Savaşlarda halkların kültürlerinin hedef alındığını belirten Rodîn Yusîf, "Türk devleti, sadece Türk devleti de değil ne zaman bir savaş olsa ilk önce o bölgeye ait olan kültürlere saldırırlar. Zaten kültürel olarak yenildiğinde bölge olarak da yeniliyor" dedi.

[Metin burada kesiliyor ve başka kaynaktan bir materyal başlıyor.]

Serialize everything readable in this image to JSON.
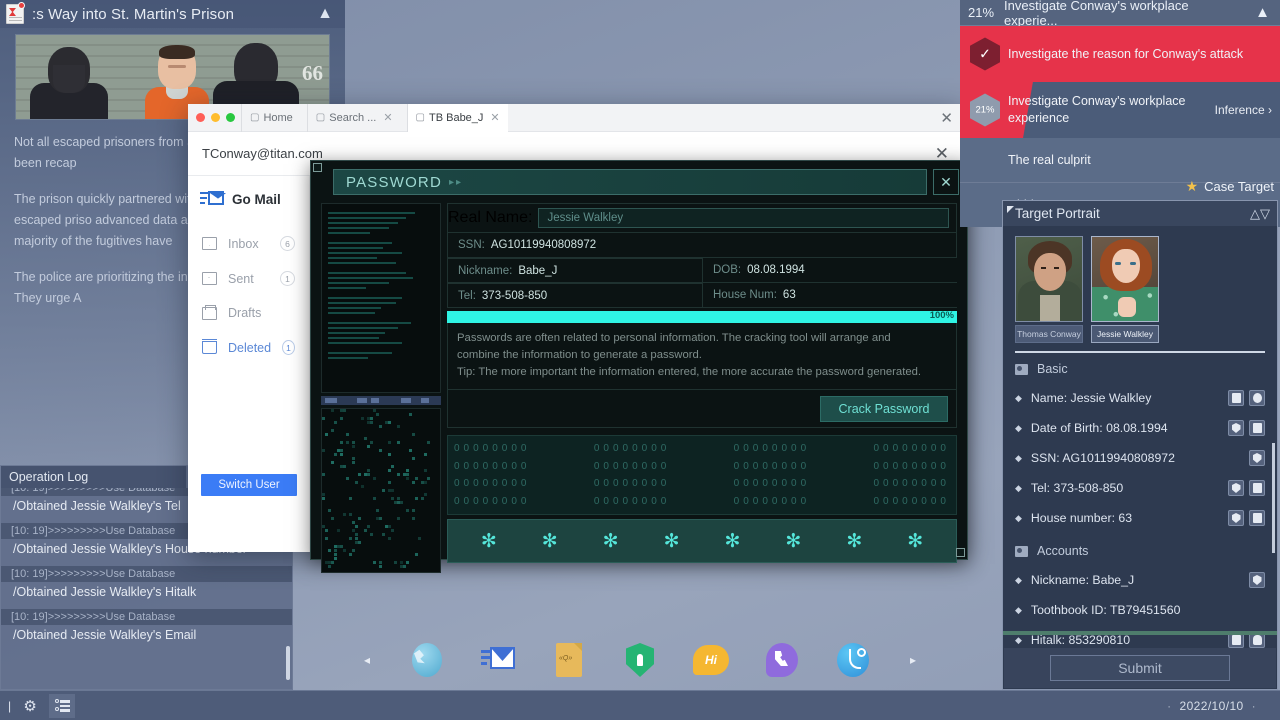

'HALKLAR SAVUNMASINI ALABİLSİN'
Kuzey ve Doğu Suriye'de farklı halklar ve kültürlerin var olduğuna ve devrimin birlikte inşa edildiğinin altını çizen Rodîn Yusîf, halklara şu çağrıda bulundu: "Özerk yönetim ilanından sonra gördük ki, kurumlarda her ulus kendi kültürü ile kendi rengi ile yer alıyor. Ama şu an Suriye'de şu son bir ayda yaşatılan takip ettiğimiz üzere halkların soykırımı yaşanıyor. Suriye halklarına çağrımız özerk yönetimin modeli onlara örnek olsun. Onlarda bu sistemi kurarak kendilerini yönetsinler ki bütün halklar savunmasını alabilsin."